Der Ministerrat beschloss am Mittwoch das Drei-Jahres-Programm der österreichischen Entwicklungspolitik 2022 bis 2024.
Laut dem Leiter der Sektion Entwicklung im Außenministerium, Peter Huber, steht "für humanitäre Hilfe und EZA so viel Geld wie nie zuvor zur Verfügung". Weiterhin bleibt jedoch die Quote für die öffentliche Entwicklungszusammenarbeit (ODA) weit vom 0,7-Prozent-Ziel entfernt.
Die ODA-Quote lag im Vorjahr bei 0,31 Prozent des Bruttonationaleinkommens (BNE). Das UNO-Nachhaltigkeitsziel wird weiter angestrebt. Laut dem Drei-Jahres-Plan wachsen die bilateralen Mittel für Entwicklungszusammenarbeit (EZA) um 12 Millionen auf 137 Millionen Euro und die humanitäre Hilfe des Auslandskatastrophenfonds (AKF) um 20 Millionen auf 77,5 Millionen Euro an.

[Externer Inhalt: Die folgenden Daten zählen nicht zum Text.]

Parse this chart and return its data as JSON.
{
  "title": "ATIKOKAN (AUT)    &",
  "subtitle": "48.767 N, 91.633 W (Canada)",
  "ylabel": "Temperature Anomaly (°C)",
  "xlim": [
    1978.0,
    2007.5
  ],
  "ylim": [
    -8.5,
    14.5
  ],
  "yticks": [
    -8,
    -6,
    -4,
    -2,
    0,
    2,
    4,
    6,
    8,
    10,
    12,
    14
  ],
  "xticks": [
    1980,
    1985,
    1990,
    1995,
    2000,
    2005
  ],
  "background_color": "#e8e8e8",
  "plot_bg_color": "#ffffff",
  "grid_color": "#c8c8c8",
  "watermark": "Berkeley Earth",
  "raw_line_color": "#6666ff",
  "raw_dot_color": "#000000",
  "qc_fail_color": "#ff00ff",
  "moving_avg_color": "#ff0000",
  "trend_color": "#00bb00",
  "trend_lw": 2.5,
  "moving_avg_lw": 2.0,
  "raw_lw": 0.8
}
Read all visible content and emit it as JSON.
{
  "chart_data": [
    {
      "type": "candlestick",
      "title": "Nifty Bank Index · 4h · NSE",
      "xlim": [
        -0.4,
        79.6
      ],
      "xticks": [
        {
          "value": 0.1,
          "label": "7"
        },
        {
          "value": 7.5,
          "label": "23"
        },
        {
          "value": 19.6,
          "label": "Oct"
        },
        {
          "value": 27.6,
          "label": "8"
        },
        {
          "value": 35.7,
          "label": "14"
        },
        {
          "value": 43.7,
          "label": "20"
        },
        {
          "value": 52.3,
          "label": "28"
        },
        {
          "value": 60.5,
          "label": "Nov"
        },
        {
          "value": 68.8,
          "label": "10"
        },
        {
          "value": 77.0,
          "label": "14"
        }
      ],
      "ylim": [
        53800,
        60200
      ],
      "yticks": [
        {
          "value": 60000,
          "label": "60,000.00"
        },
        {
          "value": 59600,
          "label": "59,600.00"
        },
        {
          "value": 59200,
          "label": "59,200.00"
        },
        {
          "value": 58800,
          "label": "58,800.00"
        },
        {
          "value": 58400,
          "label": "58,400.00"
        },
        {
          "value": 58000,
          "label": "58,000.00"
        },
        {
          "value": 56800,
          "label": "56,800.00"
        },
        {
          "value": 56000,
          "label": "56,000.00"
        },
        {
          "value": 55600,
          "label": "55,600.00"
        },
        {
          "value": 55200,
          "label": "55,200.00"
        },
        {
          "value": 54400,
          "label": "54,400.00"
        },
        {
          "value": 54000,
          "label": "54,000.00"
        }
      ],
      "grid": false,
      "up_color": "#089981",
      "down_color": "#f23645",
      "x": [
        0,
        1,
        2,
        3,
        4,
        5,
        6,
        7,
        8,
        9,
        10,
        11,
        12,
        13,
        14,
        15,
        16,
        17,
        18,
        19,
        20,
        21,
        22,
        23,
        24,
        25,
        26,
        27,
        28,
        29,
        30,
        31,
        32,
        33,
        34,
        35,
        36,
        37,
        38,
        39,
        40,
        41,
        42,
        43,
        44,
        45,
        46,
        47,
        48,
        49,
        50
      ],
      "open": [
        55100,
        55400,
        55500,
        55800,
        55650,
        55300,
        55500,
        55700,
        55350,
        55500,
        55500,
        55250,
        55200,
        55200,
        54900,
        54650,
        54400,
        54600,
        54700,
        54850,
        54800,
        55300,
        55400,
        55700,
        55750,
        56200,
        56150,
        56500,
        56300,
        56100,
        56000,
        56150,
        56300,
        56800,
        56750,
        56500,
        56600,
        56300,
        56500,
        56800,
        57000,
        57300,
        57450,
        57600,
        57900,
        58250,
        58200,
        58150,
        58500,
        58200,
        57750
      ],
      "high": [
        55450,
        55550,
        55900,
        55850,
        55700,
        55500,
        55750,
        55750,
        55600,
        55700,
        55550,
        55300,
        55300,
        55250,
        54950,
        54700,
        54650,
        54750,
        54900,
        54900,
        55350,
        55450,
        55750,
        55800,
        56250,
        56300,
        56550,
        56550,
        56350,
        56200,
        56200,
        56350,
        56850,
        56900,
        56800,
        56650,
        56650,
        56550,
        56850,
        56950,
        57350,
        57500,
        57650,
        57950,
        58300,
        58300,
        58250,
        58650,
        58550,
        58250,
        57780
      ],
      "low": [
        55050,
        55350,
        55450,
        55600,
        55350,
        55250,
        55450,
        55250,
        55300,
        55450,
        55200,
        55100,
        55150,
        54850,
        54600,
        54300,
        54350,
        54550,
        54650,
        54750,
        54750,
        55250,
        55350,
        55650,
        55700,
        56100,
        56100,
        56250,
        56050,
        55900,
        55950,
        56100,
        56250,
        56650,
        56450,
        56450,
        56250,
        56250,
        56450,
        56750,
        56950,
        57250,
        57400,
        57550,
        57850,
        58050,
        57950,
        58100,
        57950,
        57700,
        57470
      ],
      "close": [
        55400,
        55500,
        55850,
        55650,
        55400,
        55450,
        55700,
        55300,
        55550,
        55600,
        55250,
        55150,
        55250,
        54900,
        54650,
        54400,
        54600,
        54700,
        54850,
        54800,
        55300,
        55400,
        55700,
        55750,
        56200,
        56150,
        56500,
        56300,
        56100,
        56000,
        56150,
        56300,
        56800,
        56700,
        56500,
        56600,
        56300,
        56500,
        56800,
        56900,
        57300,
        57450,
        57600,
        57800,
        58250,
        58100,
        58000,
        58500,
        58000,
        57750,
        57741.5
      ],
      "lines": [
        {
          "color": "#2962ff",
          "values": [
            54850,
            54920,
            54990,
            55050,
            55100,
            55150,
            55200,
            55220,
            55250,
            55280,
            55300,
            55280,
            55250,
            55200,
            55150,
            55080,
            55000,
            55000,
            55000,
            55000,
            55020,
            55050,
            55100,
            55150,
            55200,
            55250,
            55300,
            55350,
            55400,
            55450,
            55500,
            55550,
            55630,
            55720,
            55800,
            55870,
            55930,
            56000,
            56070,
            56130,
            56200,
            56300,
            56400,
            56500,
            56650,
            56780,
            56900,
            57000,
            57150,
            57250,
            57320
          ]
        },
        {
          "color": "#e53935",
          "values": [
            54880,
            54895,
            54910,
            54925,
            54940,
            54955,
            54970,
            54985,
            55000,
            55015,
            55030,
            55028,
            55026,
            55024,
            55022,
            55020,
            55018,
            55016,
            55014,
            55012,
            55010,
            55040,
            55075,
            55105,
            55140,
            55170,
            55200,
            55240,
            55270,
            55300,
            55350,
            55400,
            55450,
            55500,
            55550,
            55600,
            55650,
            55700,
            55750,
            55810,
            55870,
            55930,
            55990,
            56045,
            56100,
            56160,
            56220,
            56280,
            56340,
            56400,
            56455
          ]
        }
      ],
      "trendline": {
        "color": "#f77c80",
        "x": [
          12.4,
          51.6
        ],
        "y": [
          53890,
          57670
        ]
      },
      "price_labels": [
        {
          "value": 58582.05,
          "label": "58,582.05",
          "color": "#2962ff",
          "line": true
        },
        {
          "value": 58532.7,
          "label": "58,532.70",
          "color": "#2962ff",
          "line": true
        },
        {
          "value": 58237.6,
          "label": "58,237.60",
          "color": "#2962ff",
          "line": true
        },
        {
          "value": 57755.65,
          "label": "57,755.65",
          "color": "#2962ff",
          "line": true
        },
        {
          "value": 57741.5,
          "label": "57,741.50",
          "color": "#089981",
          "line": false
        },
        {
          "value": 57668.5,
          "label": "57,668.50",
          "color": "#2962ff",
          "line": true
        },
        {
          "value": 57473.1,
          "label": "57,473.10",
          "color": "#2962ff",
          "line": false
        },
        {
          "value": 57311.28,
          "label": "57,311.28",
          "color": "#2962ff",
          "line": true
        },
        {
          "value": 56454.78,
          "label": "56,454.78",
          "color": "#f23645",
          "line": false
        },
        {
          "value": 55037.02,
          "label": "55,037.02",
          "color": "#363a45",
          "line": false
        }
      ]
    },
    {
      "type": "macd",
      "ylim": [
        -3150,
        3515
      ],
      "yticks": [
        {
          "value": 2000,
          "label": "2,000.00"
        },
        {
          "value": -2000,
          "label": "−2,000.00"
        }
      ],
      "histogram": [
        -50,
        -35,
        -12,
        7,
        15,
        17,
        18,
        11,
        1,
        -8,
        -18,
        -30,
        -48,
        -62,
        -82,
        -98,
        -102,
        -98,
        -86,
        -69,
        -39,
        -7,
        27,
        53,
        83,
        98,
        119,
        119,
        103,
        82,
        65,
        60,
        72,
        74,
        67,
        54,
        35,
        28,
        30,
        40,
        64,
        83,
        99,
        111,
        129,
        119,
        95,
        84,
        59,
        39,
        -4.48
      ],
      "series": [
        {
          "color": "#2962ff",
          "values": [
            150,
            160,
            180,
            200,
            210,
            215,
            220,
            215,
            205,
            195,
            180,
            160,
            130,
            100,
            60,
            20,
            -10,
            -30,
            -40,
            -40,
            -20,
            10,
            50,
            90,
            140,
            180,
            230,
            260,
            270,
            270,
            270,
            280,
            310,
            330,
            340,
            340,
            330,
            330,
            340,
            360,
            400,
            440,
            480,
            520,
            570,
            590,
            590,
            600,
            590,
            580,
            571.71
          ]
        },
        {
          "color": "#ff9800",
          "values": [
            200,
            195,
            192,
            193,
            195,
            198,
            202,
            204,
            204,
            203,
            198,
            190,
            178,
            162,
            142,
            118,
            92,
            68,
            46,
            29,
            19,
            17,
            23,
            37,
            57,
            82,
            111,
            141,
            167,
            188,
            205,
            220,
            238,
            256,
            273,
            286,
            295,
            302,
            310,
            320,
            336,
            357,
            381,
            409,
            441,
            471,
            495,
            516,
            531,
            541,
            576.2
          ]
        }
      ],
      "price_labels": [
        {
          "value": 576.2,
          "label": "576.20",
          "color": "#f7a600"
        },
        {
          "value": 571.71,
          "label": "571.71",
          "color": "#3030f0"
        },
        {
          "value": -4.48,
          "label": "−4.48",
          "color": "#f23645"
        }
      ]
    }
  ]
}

Neu ist außerdem, dass bei
der Migration erstmals eine Konditionalität eingeführt wurde. Bei
Verschlechterungen in der Zusammenarbeit können Änderungen der
Finanzmittel möglich sein, heißt es. Als Drohkulisse will Huber diese
Klausel aber nicht verstanden wissen. "Es ist keine Muss-, sondern eine
Kann-Bestimmung", erklärte er unlängst in einem Gespräch mit
Journalisten. Er verwies gleichzeitig darauf, dass Österreich mit seinen
geografischen Partnern eine gute Zusammenarbeit habe. Die Partnerschaft
sei wichtig, um Erfolge zu erzielen und die Lebensgrundlage der
Menschen zu verbessern.
Die Schwerpunktregionen bleiben weiterhin Subsahara-Afrika, Südosteuropa, Südkaukasus und die Palästinenser-Gebiete. In Bhutan wird die Tätigkeit des Kooperationsbüros Ende 2023 eingestellt.